‘Total transformation’ of GO from Mississauga to Hamilton is underway


Published July 21, 2022 at 1:56 pm

A multibillion dollar plan for a “total transformation” of the GO train network from Toronto to Mississauga and Hamilton is kicking into high gear, say officials overseeing the huge project.

“Now is the time the rubber hits the road,” Metrolinx president and CEO Phil Verster said this week in a news release.

Metrolinx, the provincial agency that runs GO, and fledgling company and successful project bidder ONxpress Transportation Partners are now starting into the “development phase” of the massive expansion plan that’s expected to greatly improve passenger rail service for millions of commuters across the Greater Toronto and Hamilton region.

“Throughout this two-year phase, the teams will work together to finalize the project scope, pricing, design and construction schedules. This stage is all about establishing a foundation,” Metrolinx officials said.

They add that while two years might seem a long time, it’s not a long time to accomplish what Verster describes as “a total transformation of what the GO network looks like.”

Verster met recently in Toronto with project partners to talk about next steps in what Metrolinx calls “an unprecedented transit expansion” in the region–stretching from Toronto and Mississauga west to Hamilton.

“When it’s done, this won’t be your parents’ GO train anymore,” Metrolinx officials say. “GO expansion will bring two-way, all-day GO train service across the main GO lines. There will also be faster trains and service every 15 minutes or better. It’s a project that will change the way people use transit in Canada’s most populated area.”

A new fleet of electric GO trains that can reach speeds of 140 km/h is part of the plan that will get people around the region faster.

Verster added transit is changing in a post-pandemic world and GO’s expansion plans will address new needs. He says that with the conventional workday evolving, people will need shorter, more frequent train trips daily.

Michael Keroulle, president and CEO of Alstom Americas, one of the project partners, noted that with a growing population in the region, the pressure will continue to rise for better public transit.

“You can’t just add lanes on the highway; you need something much bigger,” he said, adding GO’s ambitious expansion plans are just what the region needs.

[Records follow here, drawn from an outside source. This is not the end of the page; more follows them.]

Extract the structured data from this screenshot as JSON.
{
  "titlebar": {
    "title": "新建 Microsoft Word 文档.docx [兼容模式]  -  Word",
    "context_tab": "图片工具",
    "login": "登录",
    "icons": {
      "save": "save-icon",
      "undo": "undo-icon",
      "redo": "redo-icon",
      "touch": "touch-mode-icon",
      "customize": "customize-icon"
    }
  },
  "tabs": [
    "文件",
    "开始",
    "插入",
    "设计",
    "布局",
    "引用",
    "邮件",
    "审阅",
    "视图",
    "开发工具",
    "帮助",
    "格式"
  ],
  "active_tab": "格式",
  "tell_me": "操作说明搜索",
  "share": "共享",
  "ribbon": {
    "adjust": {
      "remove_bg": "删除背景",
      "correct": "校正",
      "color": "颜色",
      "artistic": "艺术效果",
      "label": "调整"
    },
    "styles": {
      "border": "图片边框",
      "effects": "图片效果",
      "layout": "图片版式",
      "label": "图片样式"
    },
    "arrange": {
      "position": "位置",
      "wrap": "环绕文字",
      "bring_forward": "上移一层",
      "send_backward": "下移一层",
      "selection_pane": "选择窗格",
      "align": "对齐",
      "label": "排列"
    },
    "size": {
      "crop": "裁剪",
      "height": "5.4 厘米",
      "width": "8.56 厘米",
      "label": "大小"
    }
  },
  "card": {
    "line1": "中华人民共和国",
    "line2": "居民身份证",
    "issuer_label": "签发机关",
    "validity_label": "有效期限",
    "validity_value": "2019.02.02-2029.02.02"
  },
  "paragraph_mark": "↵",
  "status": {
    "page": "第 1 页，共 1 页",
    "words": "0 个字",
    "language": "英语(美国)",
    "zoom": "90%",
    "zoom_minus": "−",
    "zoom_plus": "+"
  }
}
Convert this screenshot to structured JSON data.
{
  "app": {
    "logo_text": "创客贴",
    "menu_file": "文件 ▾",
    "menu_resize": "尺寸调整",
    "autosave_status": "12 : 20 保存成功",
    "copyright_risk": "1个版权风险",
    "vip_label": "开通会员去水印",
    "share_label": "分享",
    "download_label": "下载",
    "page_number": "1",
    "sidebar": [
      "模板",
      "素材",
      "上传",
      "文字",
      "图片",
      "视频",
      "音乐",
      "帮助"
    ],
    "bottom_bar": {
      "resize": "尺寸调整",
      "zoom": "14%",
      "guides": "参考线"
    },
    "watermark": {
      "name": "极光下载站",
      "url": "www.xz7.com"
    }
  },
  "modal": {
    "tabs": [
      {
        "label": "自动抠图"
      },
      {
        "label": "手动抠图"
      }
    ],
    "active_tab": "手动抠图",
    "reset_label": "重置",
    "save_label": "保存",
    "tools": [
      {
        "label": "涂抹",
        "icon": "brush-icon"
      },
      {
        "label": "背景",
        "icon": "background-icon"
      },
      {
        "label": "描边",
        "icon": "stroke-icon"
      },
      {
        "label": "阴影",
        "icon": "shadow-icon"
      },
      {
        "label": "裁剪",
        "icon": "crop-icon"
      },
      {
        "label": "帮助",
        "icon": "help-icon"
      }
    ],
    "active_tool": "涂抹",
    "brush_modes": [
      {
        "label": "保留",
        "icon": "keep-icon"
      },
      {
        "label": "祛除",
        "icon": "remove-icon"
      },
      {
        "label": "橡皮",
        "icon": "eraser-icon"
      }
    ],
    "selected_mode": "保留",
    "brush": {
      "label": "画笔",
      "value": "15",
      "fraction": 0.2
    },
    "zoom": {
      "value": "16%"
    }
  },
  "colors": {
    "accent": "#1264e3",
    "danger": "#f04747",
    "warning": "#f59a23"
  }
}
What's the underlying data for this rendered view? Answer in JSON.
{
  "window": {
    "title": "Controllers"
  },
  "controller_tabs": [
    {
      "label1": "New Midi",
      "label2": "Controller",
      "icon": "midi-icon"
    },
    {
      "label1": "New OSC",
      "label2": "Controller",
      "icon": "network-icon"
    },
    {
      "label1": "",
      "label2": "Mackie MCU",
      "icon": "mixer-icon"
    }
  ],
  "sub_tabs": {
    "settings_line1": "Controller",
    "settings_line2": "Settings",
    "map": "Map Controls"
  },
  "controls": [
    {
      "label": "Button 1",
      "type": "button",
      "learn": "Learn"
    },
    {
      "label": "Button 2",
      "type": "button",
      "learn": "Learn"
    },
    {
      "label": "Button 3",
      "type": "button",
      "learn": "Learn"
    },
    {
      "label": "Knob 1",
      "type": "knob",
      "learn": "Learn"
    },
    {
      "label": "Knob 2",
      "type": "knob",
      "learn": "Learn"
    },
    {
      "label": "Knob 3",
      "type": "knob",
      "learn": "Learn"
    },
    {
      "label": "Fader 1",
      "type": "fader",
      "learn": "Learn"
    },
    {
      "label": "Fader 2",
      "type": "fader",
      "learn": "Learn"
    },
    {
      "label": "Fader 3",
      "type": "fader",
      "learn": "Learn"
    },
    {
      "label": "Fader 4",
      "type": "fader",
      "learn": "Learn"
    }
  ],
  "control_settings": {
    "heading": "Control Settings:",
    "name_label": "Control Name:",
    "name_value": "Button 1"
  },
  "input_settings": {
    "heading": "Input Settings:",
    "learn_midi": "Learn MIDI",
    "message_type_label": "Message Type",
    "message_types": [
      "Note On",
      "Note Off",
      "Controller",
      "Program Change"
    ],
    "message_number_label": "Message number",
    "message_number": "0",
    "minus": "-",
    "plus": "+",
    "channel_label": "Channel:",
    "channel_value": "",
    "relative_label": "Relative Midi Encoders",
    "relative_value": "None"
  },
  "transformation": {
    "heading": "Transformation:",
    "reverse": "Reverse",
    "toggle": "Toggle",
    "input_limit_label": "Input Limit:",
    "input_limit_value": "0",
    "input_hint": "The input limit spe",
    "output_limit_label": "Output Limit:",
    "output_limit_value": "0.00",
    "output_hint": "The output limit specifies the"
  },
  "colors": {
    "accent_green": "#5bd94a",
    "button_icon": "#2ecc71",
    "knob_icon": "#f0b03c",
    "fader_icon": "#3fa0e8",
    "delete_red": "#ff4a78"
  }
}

In the meantime, project officials say, more than $10 billion of preliminary GO expansion work is already underway. That work will modernize train stations across the network, build new tunnels and bridges, and more.

The sweeping expansion plan is also expected to generate thousands of new jobs and create economic opportunities across the region, Ontario transportation ministry officials said earlier.

The project will include adding more than 200 kilometres of new track and electrifying some 600 kilometres more.

Construction is set to begin next year, with the first service upgrades to be launched sometime in 2025 or 2026.

“Transforming the GO rail network and delivering two-way, all-day service will be a game-changer for the people of the Greater Golden Horseshoe,” transportation ministry officials said earlier this year. “With quicker and more convenient ways to get from Point A to Point B throughout the region, people will thrive with easier access to home, work and recreation.”

GO rail is expected to become one of the busiest railways in North America, with more than 200 million annual riders anticipated by 2055.

Allowing seamless access to new subways, LRTs and municipal transit systems is said to be a key part of the service moving forward.

In first announcing its expansion plans last November, Metrolinx said trains every 15 minutes or sooner, more accessible stations across the map and improvements at Union Station in Toronto are also key components of the ambitious undertaking.

Essentially, according to Metrolinx, it will “rewire the region by making more trips possible on public transit, including journeys out of Toronto.” 

GO’s broadening of its services is a direct result, officials say, of a growing regional economy that means more people are commuting into places that used to be seen mainly as starting points for trips. Tech companies in the Kitchener-Waterloo area, for example, are recruiting workers from Toronto “and we must give them a good train service” to that area. 

In the longer term, GO will implement even more much-needed transit connections, officials say, including service to and from Pearson Airport in Mississauga.